The book goes on to discuss the brain gap; I remember the generation gap and the missile gap from my childhood, so maybe I’m not as excited about a new gap as I should be. One worthwhile question about the difference between Digital Natives and Digital Immigrants—as yet unanswered—regards the way that immersion in electronic worlds affects the social maturation of young brains. The research the book presents is suggestive, but inconclusive. Sometimes it seems like the authors are trying to argue it both ways: On the one hand, individual brains change to adapt to their environments; that’s why the brain gap arose, because Digital Natives and Digital Immigrants face different environments, to some degree. But the point of adapting is to cope with the environment better, and it’s possible that kids are developing the kind of social skills they need in the world they’re going to have to survive and mate in. If this is happening at the cost of losing ordinary garden-variety social interaction skills, that is worrisome, but it’s not really clear yet that that’s what’s happening, in my opinion. As far as I can tell, young people still go to school and have to interact with their peers and their elders face to face. And it’s worth mentioning that older communication technologies, like the book, have also been blamed for stunting social skills. (Hands up everyone who, as a child, was told by teachers or parents to get your nose out of that book and come play with the other kids.)

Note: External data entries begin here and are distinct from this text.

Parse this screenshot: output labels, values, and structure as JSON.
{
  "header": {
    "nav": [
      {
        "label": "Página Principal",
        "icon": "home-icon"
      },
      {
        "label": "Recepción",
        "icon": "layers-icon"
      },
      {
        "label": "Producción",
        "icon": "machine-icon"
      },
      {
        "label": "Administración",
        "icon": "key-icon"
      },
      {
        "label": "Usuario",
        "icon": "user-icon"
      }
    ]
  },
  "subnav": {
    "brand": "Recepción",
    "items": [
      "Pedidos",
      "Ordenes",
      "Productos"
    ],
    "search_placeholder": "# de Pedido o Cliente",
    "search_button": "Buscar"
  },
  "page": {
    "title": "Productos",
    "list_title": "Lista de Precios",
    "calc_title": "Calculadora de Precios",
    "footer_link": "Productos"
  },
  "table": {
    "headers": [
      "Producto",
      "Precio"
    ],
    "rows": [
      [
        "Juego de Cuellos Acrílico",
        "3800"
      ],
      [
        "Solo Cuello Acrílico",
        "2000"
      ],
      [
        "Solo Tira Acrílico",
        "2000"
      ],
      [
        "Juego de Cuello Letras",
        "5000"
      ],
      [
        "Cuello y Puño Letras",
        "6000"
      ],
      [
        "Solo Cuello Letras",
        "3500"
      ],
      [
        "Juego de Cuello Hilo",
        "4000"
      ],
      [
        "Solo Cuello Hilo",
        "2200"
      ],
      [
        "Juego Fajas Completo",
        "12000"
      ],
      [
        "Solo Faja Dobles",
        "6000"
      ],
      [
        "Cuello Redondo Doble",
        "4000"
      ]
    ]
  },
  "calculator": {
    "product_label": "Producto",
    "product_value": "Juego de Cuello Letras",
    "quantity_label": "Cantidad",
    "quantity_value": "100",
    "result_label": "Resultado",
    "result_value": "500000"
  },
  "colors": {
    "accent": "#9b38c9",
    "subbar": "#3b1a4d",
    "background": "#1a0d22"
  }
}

I get the feeling that part of what motivated the book is the unease that an older generation feels with the world that young people are creating. This has been a concern of the older generation for centuries. While there may sometimes be room for concern, the fact that the plaintive cry about young people who seem like they’re from another planet has been heard for generations does blunt the urgency for me. And while the authors seem to view online interactions as less desirable than those that take place face to face, they don’t say much about the social benefits of the Internet, like the way it connects far-flung communities that might otherwise never have found each other, or how email can revive old friendships and keep relationships alive, albeit in attenuated form, over long distances. If I communicated with my kids only via email or IM, that would be sad, but email is perfect for maintaining some friendships that would otherwise probably die away.
All in all, I’d say to save your money for a book that goes into a single topic of interest to you in more detail (and more even-handedly and rigorously) than iBrain does in its smorgasbord approach.